1972 – A force of 4,000 soldiers of South Vietnam’s 1st Division move to within a half mile of Fire Base Bastogne.

1972 – For the first time in the war, US Marines make use of Bienhoa field. MAG-12 moves in with two A-4 Skyhawk squadrons. The Marine planes offer support to Military Regions I and IV and make some sorties into Cambodia.

1973 – US Supreme court approved equal rights to females in military.

1973 – Skylab, America’s first space station, is successfully launched into an orbit around the earth. Eleven days later, U.S. astronauts Charles Conrad, Joseph Kerwin, and Paul Weitz made a rendezvous with Skylab, repairing a jammed solar panel and conducting scientific experiments during their 28-day stay aboard the space station. The first manned Skylab mission came two years after the Soviet Union launched Salynut, the world’s first space station, into orbit around the earth. However, unlike the ill-fated Salynut, which was plagued with problems, the American space station was a great success, safely housing three separate three-man crews for extended periods of time and exceeding pre-mission plans for scientific study. Originally the spent third stage of a Saturn 5 moon rocket, the cylinder space station was 118 feet tall, weighed 77 tons, and carried the most varied assortment of experimental equipment ever assembled in a single spacecraft to that date. The crews of Skylab spent more than 700 hours observing the sun and brought home more than 175,000 solar pictures. They also provided important information about the biological effects of living in space for prolonged periods of time. Five years after the last Skylab mission, the space station’s orbit began to deteriorate faster than expected, owing to unexpectedly high sunspot activity. On July 11, 1979, the parts of the space station that did not burn up in the atmosphere came crashing down on Australia and into the Indian Ocean. No one was injured.

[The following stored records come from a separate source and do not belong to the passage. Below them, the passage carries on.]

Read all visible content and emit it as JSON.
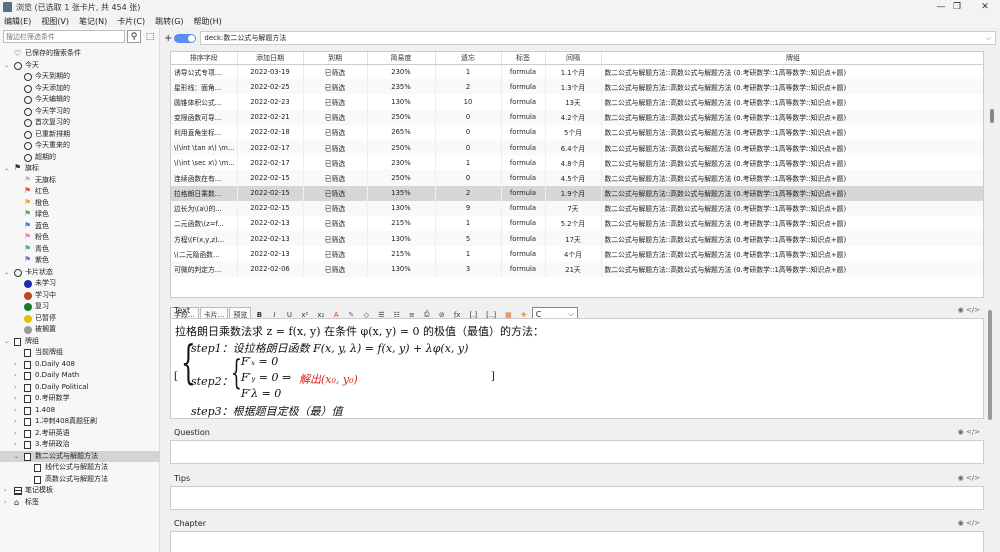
{
  "window": {
    "title": "浏览 (已选取 1 张卡片, 共 454 张)",
    "controls": {
      "minimize": "—",
      "maximize": "❐",
      "close": "✕"
    }
  },
  "menu": [
    "编辑(E)",
    "视图(V)",
    "笔记(N)",
    "卡片(C)",
    "跳转(G)",
    "帮助(H)"
  ],
  "sidebar": {
    "search_placeholder": "搜边栏筛选条件",
    "items": [
      {
        "label": "已保存的搜索条件",
        "level": 0,
        "icon": "heart",
        "arrow": ""
      },
      {
        "label": "今天",
        "level": 0,
        "icon": "clock",
        "arrow": "v"
      },
      {
        "label": "今天到期的",
        "level": 1,
        "icon": "clock",
        "arrow": ""
      },
      {
        "label": "今天添加的",
        "level": 1,
        "icon": "clock",
        "arrow": ""
      },
      {
        "label": "今天编辑的",
        "level": 1,
        "icon": "clock",
        "arrow": ""
      },
      {
        "label": "今天学习的",
        "level": 1,
        "icon": "clock",
        "arrow": ""
      },
      {
        "label": "首次复习的",
        "level": 1,
        "icon": "clock",
        "arrow": ""
      },
      {
        "label": "已重新排期",
        "level": 1,
        "icon": "clock",
        "arrow": ""
      },
      {
        "label": "今天重来的",
        "level": 1,
        "icon": "clock",
        "arrow": ""
      },
      {
        "label": "超期的",
        "level": 1,
        "icon": "clock",
        "arrow": ""
      },
      {
        "label": "旗标",
        "level": 0,
        "icon": "flag",
        "arrow": "v",
        "color": "#333"
      },
      {
        "label": "无旗标",
        "level": 1,
        "icon": "flag",
        "arrow": "",
        "color": "#bbb"
      },
      {
        "label": "红色",
        "level": 1,
        "icon": "flag",
        "arrow": "",
        "color": "#e84c4c"
      },
      {
        "label": "橙色",
        "level": 1,
        "icon": "flag",
        "arrow": "",
        "color": "#f0a030"
      },
      {
        "label": "绿色",
        "level": 1,
        "icon": "flag",
        "arrow": "",
        "color": "#4caf50"
      },
      {
        "label": "蓝色",
        "level": 1,
        "icon": "flag",
        "arrow": "",
        "color": "#3d7fe0"
      },
      {
        "label": "粉色",
        "level": 1,
        "icon": "flag",
        "arrow": "",
        "color": "#f07ad0"
      },
      {
        "label": "青色",
        "level": 1,
        "icon": "flag",
        "arrow": "",
        "color": "#30b8b0"
      },
      {
        "label": "紫色",
        "level": 1,
        "icon": "flag",
        "arrow": "",
        "color": "#9a5cd0"
      },
      {
        "label": "卡片状态",
        "level": 0,
        "icon": "circle",
        "arrow": "v"
      },
      {
        "label": "未学习",
        "level": 1,
        "icon": "dot",
        "arrow": "",
        "color": "#1a2ea8"
      },
      {
        "label": "学习中",
        "level": 1,
        "icon": "dot",
        "arrow": "",
        "color": "#b84a1a"
      },
      {
        "label": "复习",
        "level": 1,
        "icon": "dot",
        "arrow": "",
        "color": "#1a7a2a"
      },
      {
        "label": "已暂停",
        "level": 1,
        "icon": "dot",
        "arrow": "",
        "color": "#e0c000"
      },
      {
        "label": "被搁置",
        "level": 1,
        "icon": "dot",
        "arrow": "",
        "color": "#999999"
      },
      {
        "label": "牌组",
        "level": 0,
        "icon": "deck",
        "arrow": "v"
      },
      {
        "label": "当前牌组",
        "level": 1,
        "icon": "deck",
        "arrow": ""
      },
      {
        "label": "0.Daily 408",
        "level": 1,
        "icon": "deck",
        "arrow": ">"
      },
      {
        "label": "0.Daily Math",
        "level": 1,
        "icon": "deck",
        "arrow": ">"
      },
      {
        "label": "0.Daily Political",
        "level": 1,
        "icon": "deck",
        "arrow": ">"
      },
      {
        "label": "0.考研数学",
        "level": 1,
        "icon": "deck",
        "arrow": ">"
      },
      {
        "label": "1.408",
        "level": 1,
        "icon": "deck",
        "arrow": ">"
      },
      {
        "label": "1.冲刺408真题狂刷",
        "level": 1,
        "icon": "deck",
        "arrow": ">"
      },
      {
        "label": "2.考研英语",
        "level": 1,
        "icon": "deck",
        "arrow": ">"
      },
      {
        "label": "3.考研政治",
        "level": 1,
        "icon": "deck",
        "arrow": ">"
      },
      {
        "label": "数二公式与解题方法",
        "level": 1,
        "icon": "deck",
        "arrow": "v",
        "selected": true
      },
      {
        "label": "线代公式与解题方法",
        "level": 2,
        "icon": "deck2",
        "arrow": ""
      },
      {
        "label": "高数公式与解题方法",
        "level": 2,
        "icon": "deck2",
        "arrow": ""
      },
      {
        "label": "笔记模板",
        "level": 0,
        "icon": "table",
        "arrow": ">"
      },
      {
        "label": "标签",
        "level": 0,
        "icon": "tag",
        "arrow": ">"
      }
    ]
  },
  "search": {
    "query": "deck:数二公式与解题方法"
  },
  "table": {
    "headers": [
      "排序字段",
      "添加日期",
      "到期",
      "简易度",
      "遗忘",
      "标签",
      "间隔",
      "牌组"
    ],
    "rows": [
      [
        "诱导公式专项...",
        "2022-03-19",
        "已筛选",
        "230%",
        "1",
        "formula",
        "1.1个月",
        "数二公式与解题方法::高数公式与解题方法 (0.考研数学::1高等数学::知识点+题)"
      ],
      [
        "星形线：面角...",
        "2022-02-25",
        "已筛选",
        "235%",
        "2",
        "formula",
        "1.3个月",
        "数二公式与解题方法::高数公式与解题方法 (0.考研数学::1高等数学::知识点+题)"
      ],
      [
        "圆锥体积公式...",
        "2022-02-23",
        "已筛选",
        "130%",
        "10",
        "formula",
        "13天",
        "数二公式与解题方法::高数公式与解题方法 (0.考研数学::1高等数学::知识点+题)"
      ],
      [
        "变限函数可导...",
        "2022-02-21",
        "已筛选",
        "250%",
        "0",
        "formula",
        "4.2个月",
        "数二公式与解题方法::高数公式与解题方法 (0.考研数学::1高等数学::知识点+题)"
      ],
      [
        "利用直角坐标...",
        "2022-02-18",
        "已筛选",
        "265%",
        "0",
        "formula",
        "5个月",
        "数二公式与解题方法::高数公式与解题方法 (0.考研数学::1高等数学::知识点+题)"
      ],
      [
        "\\(\\int \\tan x\\) \\m...",
        "2022-02-17",
        "已筛选",
        "250%",
        "0",
        "formula",
        "6.4个月",
        "数二公式与解题方法::高数公式与解题方法 (0.考研数学::1高等数学::知识点+题)"
      ],
      [
        "\\(\\int \\sec x\\) \\m...",
        "2022-02-17",
        "已筛选",
        "230%",
        "1",
        "formula",
        "4.8个月",
        "数二公式与解题方法::高数公式与解题方法 (0.考研数学::1高等数学::知识点+题)"
      ],
      [
        "连续函数在有...",
        "2022-02-15",
        "已筛选",
        "250%",
        "0",
        "formula",
        "4.5个月",
        "数二公式与解题方法::高数公式与解题方法 (0.考研数学::1高等数学::知识点+题)"
      ],
      [
        "拉格朗日乘数...",
        "2022-02-15",
        "已筛选",
        "135%",
        "2",
        "formula",
        "1.9个月",
        "数二公式与解题方法::高数公式与解题方法 (0.考研数学::1高等数学::知识点+题)"
      ],
      [
        "边长为\\(a\\)的...",
        "2022-02-15",
        "已筛选",
        "130%",
        "9",
        "formula",
        "7天",
        "数二公式与解题方法::高数公式与解题方法 (0.考研数学::1高等数学::知识点+题)"
      ],
      [
        "二元函数\\(z=f...",
        "2022-02-13",
        "已筛选",
        "215%",
        "1",
        "formula",
        "5.2个月",
        "数二公式与解题方法::高数公式与解题方法 (0.考研数学::1高等数学::知识点+题)"
      ],
      [
        "方程\\(F(x,y,z)...",
        "2022-02-13",
        "已筛选",
        "130%",
        "5",
        "formula",
        "17天",
        "数二公式与解题方法::高数公式与解题方法 (0.考研数学::1高等数学::知识点+题)"
      ],
      [
        "\\(二元隐函数...",
        "2022-02-13",
        "已筛选",
        "215%",
        "1",
        "formula",
        "4个月",
        "数二公式与解题方法::高数公式与解题方法 (0.考研数学::1高等数学::知识点+题)"
      ],
      [
        "可微的判定方...",
        "2022-02-06",
        "已筛选",
        "130%",
        "3",
        "formula",
        "21天",
        "数二公式与解题方法::高数公式与解题方法 (0.考研数学::1高等数学::知识点+题)"
      ]
    ],
    "selected_index": 8
  },
  "toolbar": {
    "buttons": [
      "字段...",
      "卡片...",
      "预览",
      "B",
      "I",
      "U",
      "x²",
      "x₂",
      "A",
      "✎",
      "◇",
      "☰",
      "☷",
      "≡",
      "⎙",
      "⊘",
      "ƒx",
      "[.]",
      "[..]",
      "▦",
      "✚"
    ],
    "color_value": "C"
  },
  "fields": {
    "text_label": "Text",
    "question_label": "Question",
    "tips_label": "Tips",
    "chapter_label": "Chapter",
    "field_icons": "◉ </>",
    "math": {
      "line1": "拉格朗日乘数法求 z = f(x, y) 在条件 φ(x, y) = 0 的极值（最值）的方法：",
      "step1": "step1：设拉格朗日函数 F(x, y, λ) = f(x, y) + λφ(x, y)",
      "step2": "step2：",
      "fx": "F′ₓ = 0",
      "fy": "F′ᵧ = 0 ⇒",
      "solve": "解出(x₀, y₀)",
      "fl": "F′λ = 0",
      "step3": "step3：根据题目定极（最）值"
    }
  }
}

1975 – Rescue operations begin as US Marines attack Tang Island and bomb Ream Air Base in the first use of US troops on foreign soil under the War Powers Act. Thirty-eight Marines are killed in the operation, with 50 wounded and three missing. All 40 members of the crew of the Mayaguez are released unharmed the same day.

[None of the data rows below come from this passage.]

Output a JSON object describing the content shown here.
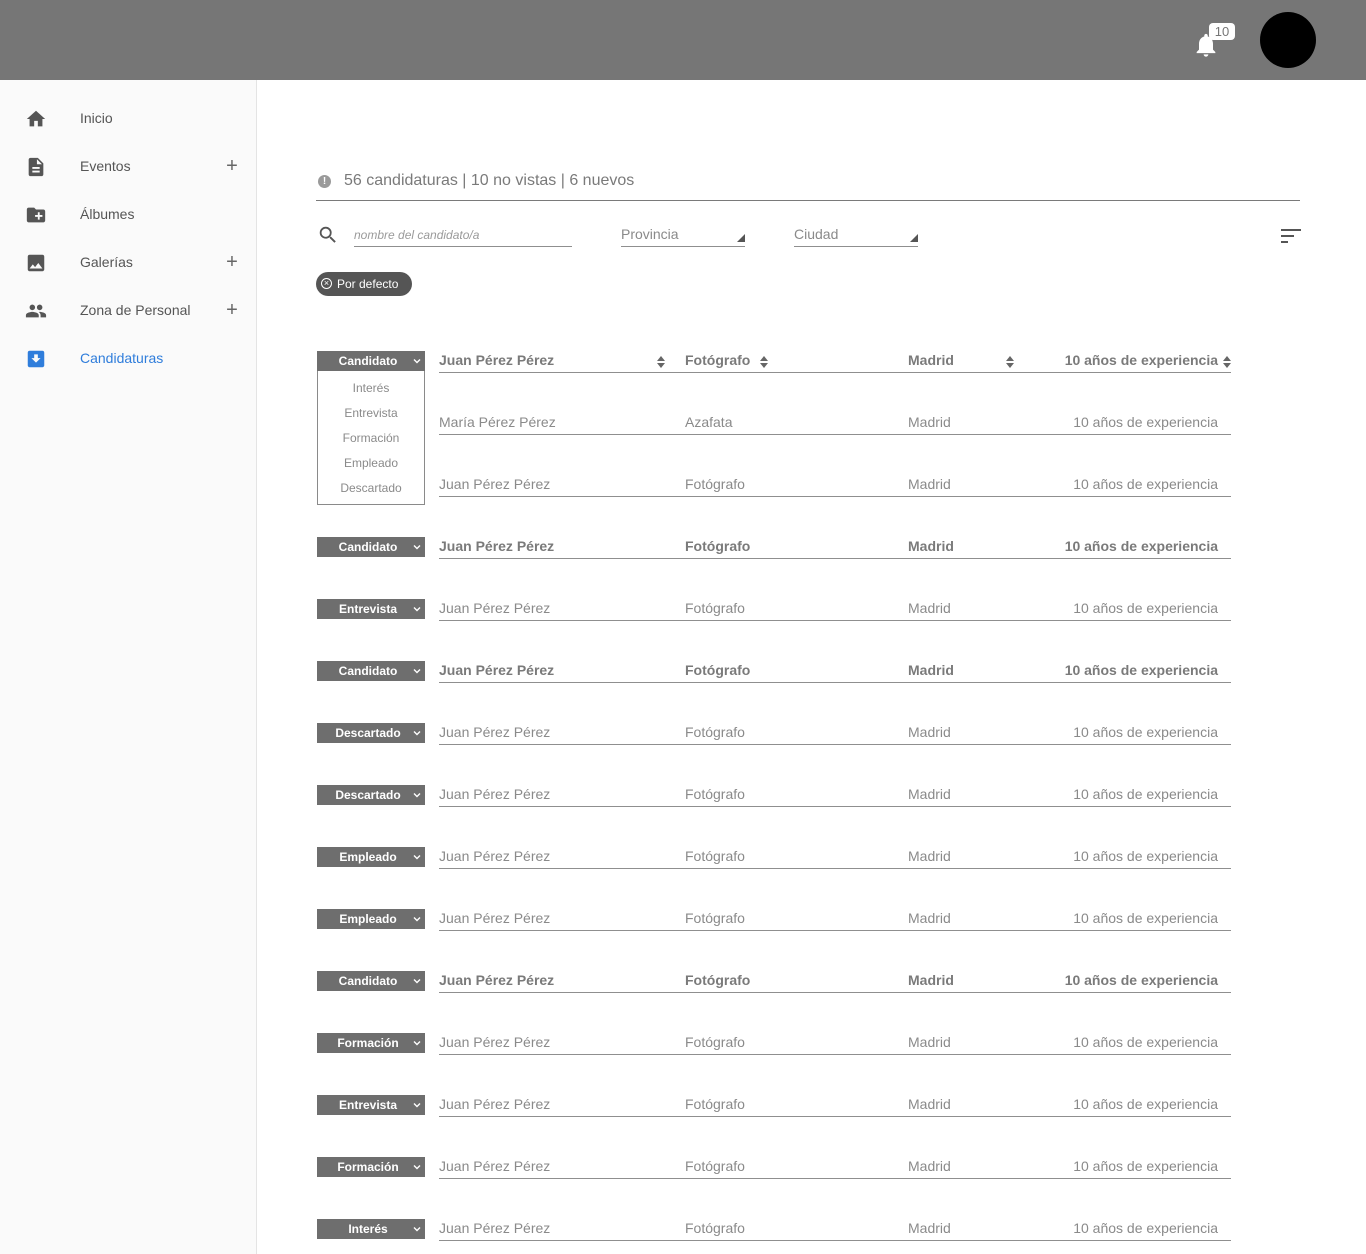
{
  "topbar": {
    "notification_count": "10",
    "bell_icon": "bell-icon",
    "avatar": "user-avatar"
  },
  "sidebar": {
    "items": [
      {
        "label": "Inicio",
        "icon": "home-icon",
        "has_add": false,
        "active": false
      },
      {
        "label": "Eventos",
        "icon": "document-icon",
        "has_add": true,
        "active": false
      },
      {
        "label": "Álbumes",
        "icon": "folder-plus-icon",
        "has_add": false,
        "active": false
      },
      {
        "label": "Galerías",
        "icon": "image-icon",
        "has_add": true,
        "active": false
      },
      {
        "label": "Zona de Personal",
        "icon": "people-icon",
        "has_add": true,
        "active": false
      },
      {
        "label": "Candidaturas",
        "icon": "inbox-download-icon",
        "has_add": false,
        "active": true
      }
    ],
    "accent_color": "#2f7ddb"
  },
  "summary": {
    "text": "56 candidaturas | 10 no vistas | 6 nuevos"
  },
  "filters": {
    "search_placeholder": "nombre del candidato/a",
    "provincia": "Provincia",
    "ciudad": "Ciudad",
    "chip_label": "Por defecto"
  },
  "dropdown": {
    "options": [
      "Interés",
      "Entrevista",
      "Formación",
      "Empleado",
      "Descartado"
    ]
  },
  "rows": [
    {
      "status": "Candidato",
      "name": "Juan Pérez Pérez",
      "role": "Fotógrafo",
      "city": "Madrid",
      "exp": "10 años de experiencia",
      "bold": true
    },
    {
      "status": "",
      "name": "María Pérez Pérez",
      "role": "Azafata",
      "city": "Madrid",
      "exp": "10 años de experiencia",
      "bold": false
    },
    {
      "status": "",
      "name": "Juan Pérez Pérez",
      "role": "Fotógrafo",
      "city": "Madrid",
      "exp": "10 años de experiencia",
      "bold": false
    },
    {
      "status": "Candidato",
      "name": "Juan Pérez Pérez",
      "role": "Fotógrafo",
      "city": "Madrid",
      "exp": "10 años de experiencia",
      "bold": true
    },
    {
      "status": "Entrevista",
      "name": "Juan Pérez Pérez",
      "role": "Fotógrafo",
      "city": "Madrid",
      "exp": "10 años de experiencia",
      "bold": false
    },
    {
      "status": "Candidato",
      "name": "Juan Pérez Pérez",
      "role": "Fotógrafo",
      "city": "Madrid",
      "exp": "10 años de experiencia",
      "bold": true
    },
    {
      "status": "Descartado",
      "name": "Juan Pérez Pérez",
      "role": "Fotógrafo",
      "city": "Madrid",
      "exp": "10 años de experiencia",
      "bold": false
    },
    {
      "status": "Descartado",
      "name": "Juan Pérez Pérez",
      "role": "Fotógrafo",
      "city": "Madrid",
      "exp": "10 años de experiencia",
      "bold": false
    },
    {
      "status": "Empleado",
      "name": "Juan Pérez Pérez",
      "role": "Fotógrafo",
      "city": "Madrid",
      "exp": "10 años de experiencia",
      "bold": false
    },
    {
      "status": "Empleado",
      "name": "Juan Pérez Pérez",
      "role": "Fotógrafo",
      "city": "Madrid",
      "exp": "10 años de experiencia",
      "bold": false
    },
    {
      "status": "Candidato",
      "name": "Juan Pérez Pérez",
      "role": "Fotógrafo",
      "city": "Madrid",
      "exp": "10 años de experiencia",
      "bold": true
    },
    {
      "status": "Formación",
      "name": "Juan Pérez Pérez",
      "role": "Fotógrafo",
      "city": "Madrid",
      "exp": "10 años de experiencia",
      "bold": false
    },
    {
      "status": "Entrevista",
      "name": "Juan Pérez Pérez",
      "role": "Fotógrafo",
      "city": "Madrid",
      "exp": "10 años de experiencia",
      "bold": false
    },
    {
      "status": "Formación",
      "name": "Juan Pérez Pérez",
      "role": "Fotógrafo",
      "city": "Madrid",
      "exp": "10 años de experiencia",
      "bold": false
    },
    {
      "status": "Interés",
      "name": "Juan Pérez Pérez",
      "role": "Fotógrafo",
      "city": "Madrid",
      "exp": "10 años de experiencia",
      "bold": false
    }
  ]
}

1992 – Former Soviet President Mikhail S. Gorbachev addressed members of the U.S. Congress, appealing to them to pass a bill aiding the people of the former Soviet Union.

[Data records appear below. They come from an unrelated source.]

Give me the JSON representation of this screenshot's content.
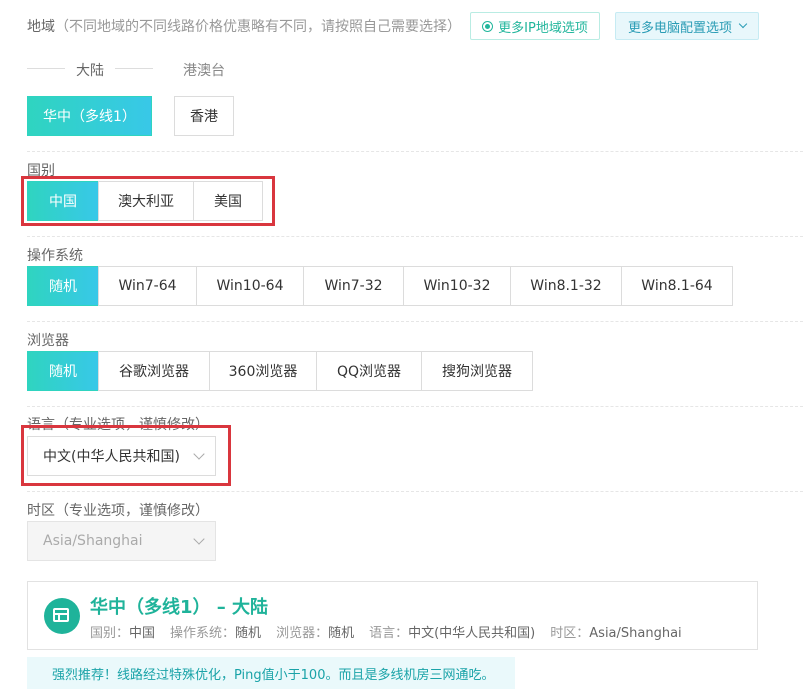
{
  "region": {
    "label": "地域",
    "hint": "（不同地域的不同线路价格优惠略有不同，请按照自己需要选择）",
    "more_ip_button": "更多IP地域选项",
    "more_config_button": "更多电脑配置选项",
    "tabs": [
      "大陆",
      "港澳台"
    ],
    "options": [
      "华中（多线1）",
      "香港"
    ]
  },
  "country": {
    "label": "国别",
    "options": [
      "中国",
      "澳大利亚",
      "美国"
    ]
  },
  "os": {
    "label": "操作系统",
    "options": [
      "随机",
      "Win7-64",
      "Win10-64",
      "Win7-32",
      "Win10-32",
      "Win8.1-32",
      "Win8.1-64"
    ]
  },
  "browser": {
    "label": "浏览器",
    "options": [
      "随机",
      "谷歌浏览器",
      "360浏览器",
      "QQ浏览器",
      "搜狗浏览器"
    ]
  },
  "language": {
    "label": "语言（专业选项，谨慎修改）",
    "value": "中文(中华人民共和国)"
  },
  "timezone": {
    "label": "时区（专业选项，谨慎修改）",
    "value": "Asia/Shanghai"
  },
  "summary": {
    "title": "华中（多线1） – 大陆",
    "country_label": "国别：",
    "country_value": "中国",
    "os_label": "操作系统：",
    "os_value": "随机",
    "browser_label": "浏览器：",
    "browser_value": "随机",
    "language_label": "语言：",
    "language_value": "中文(中华人民共和国)",
    "timezone_label": "时区：",
    "timezone_value": "Asia/Shanghai"
  },
  "tip": "强烈推荐！线路经过特殊优化，Ping值小于100。而且是多线机房三网通吃。",
  "colors": {
    "accent": "#2fd4c0",
    "accent_end": "#38c8e8",
    "title_green": "#1fb39a",
    "annotation_red": "#d9363e"
  },
  "icons": [
    "eye-icon",
    "chevron-down-icon",
    "server-icon"
  ]
}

1993 – President Clinton told a news conference his threat of military force to halt the war in the former Yugoslavia was “still on the table” despite opposition from European allies.

1996 – The US Energy Dept. announced that it would import 20 tons of nuclear waste from research reactors in 41 nations to prevent the weapons grade material from being used for bombs.

1996 – The Voice of America turned on its newest radio transmitter in Kuwait. It was 12 times more powerful than any broadcast station in the US and was directed at Iraq and Iran.

1997 – Negotiators agreed on a pact to create a Russia-NATO advisory council. NATO agreed not to base nuclear weapons or substantial combat forces in countries that were recently under Moscow’s control.

1999 – His previous calls rebuffed, President Clinton finally got through to Chinese President Jiang Zemin; Clinton expressed hope the two countries could repair the damage to their relations since the U.S. bombing of the Chinese Embassy in Belgrade.